WANG Ting^1,2, GUO Wen^1,2, PAN Zhi-li^1,3, CHEN Fang^1,2, YANG Shi-jian^1,2*

¹School of Ecology and Environmental Science, Yunnan University, Kunming 650500, China;
²Yunnan Province Key Laboratory of Plant Reproductive Adaption and Evolutionary Ecology, Kunming 650500, China;
³Institute of Economic Plant, Yunnan University, Kunming 650504, China

Received:2020-07-02 Accepted:2020-08-27 Online:2020-11-15 Published:2021-06-10
Contact: * E-mail: shijian.yang@ynu.edu.cn
Supported by:
the National Natural Science Foundation of China (31760114, 31800334), the Basic Research Project from Science and Technology Department of Yunnan Province (2019FD004), the Foundation for the Excellent Youth Scholars of Yunnan University (2018YDDLQN69), the “Double First-class” Construction Project of Yunnan University (2018YDJQ024), and the Research Innovation Funding for the Graduate Students from Yunnan University (2019z051).

摘要/Abstract

摘要： 气候变化引发干旱频度和强度的变化影响植物的生长发育和生态适应。干旱胁迫会引起木质部栓塞并造成水力失效,而如何准确量化木质部抗栓塞的能力对研究植物对干旱的响应过程尤为重要。通常可通过脆弱性曲线量化木质部抗栓塞的能力。目前已经研发出构建木质部栓塞脆弱性曲线的多种方法,但不同方法往往产生不一致的结果。深入理解这些方法的设计原理并在实际应用时比较各方法的异同,对合理解释相关文献数据及准确选择干旱预测模型等尤为重要。本文阐述了自然干燥法、离心法、注气法、声学测定法、同步加速器与X射线显微断层扫描法、光学可视化法及抽气法7种测定木质部栓塞脆弱性的方法,并总结了近年来各测定方法在具体研究中的运用情况及存在的争议。最后,对未来研究测定木质部栓塞脆弱性与实际运用相关方法的选择等提出了展望。

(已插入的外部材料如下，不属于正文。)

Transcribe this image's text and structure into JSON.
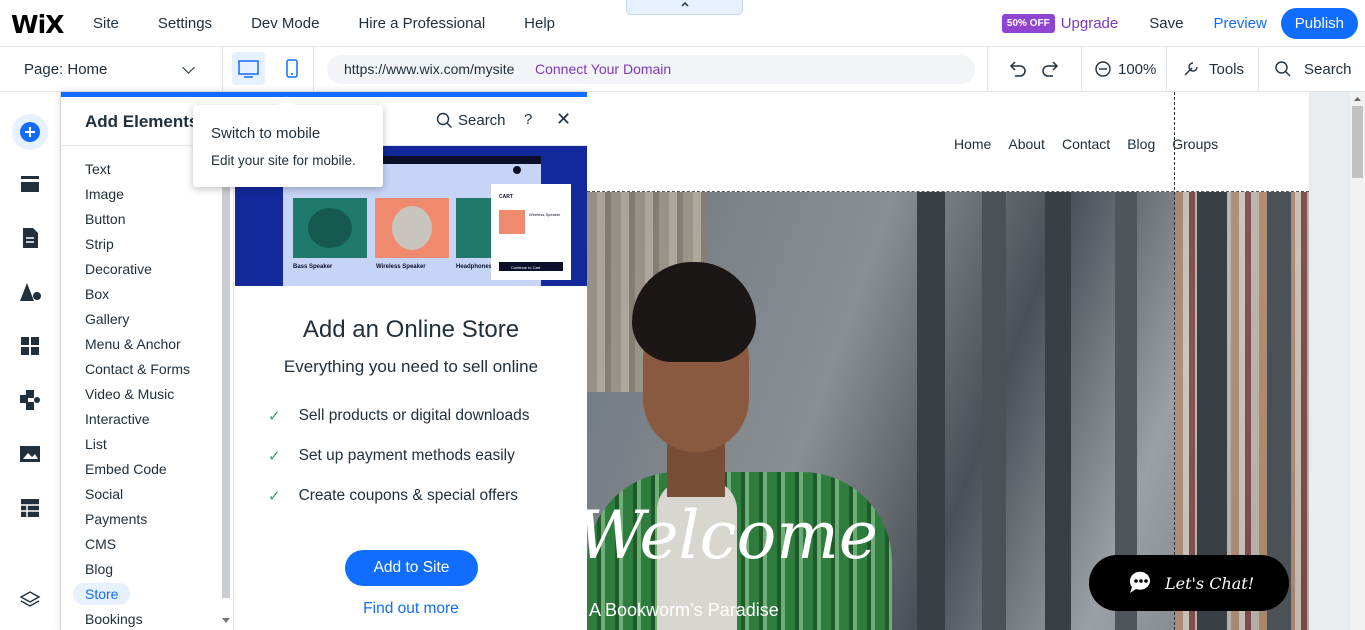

关键词: 气穴化, 木质部栓塞, 脆弱性曲线, 耐旱

Abstract: Changes in the frequency and severity of drought events associated with climate change could affect plant growth, development, and adaptability. Hydraulic failure caused by xylem embo-lism is the main physiological consequences of drought stress. How to accurately quantify xylem embolism is particularly important for understanding plant responses to drought stress. The vulnerability of xylem to embolism is usually evaluated by constructing vulnerability curves (VCs). Several methods have been developed to construct VCs, but be inconsistent in their results. A deep understanding of the design principles of xylem embolism measurement methods and comparison of the similarities and differences of various methods in actual research are particularly important for the rational interpretation of literature results, and properly using VCs in models for predicting plant responses to water deficits. Here, we compared seven methods for constructing xylem vulnerability curves to embolism: bench dehydration, centrifugation, air injection, acoustic measurements, synchrotron and X-ray microtomography (Micro-CT), optical visualization method, and pneumatron method. We summarized current achievements and controversial viewpoints of the application of these methods in specific research. Finally, we provided prospects for measuring the vulnerability of xylem embolism and the selection of relevant methods for practical application in future studies.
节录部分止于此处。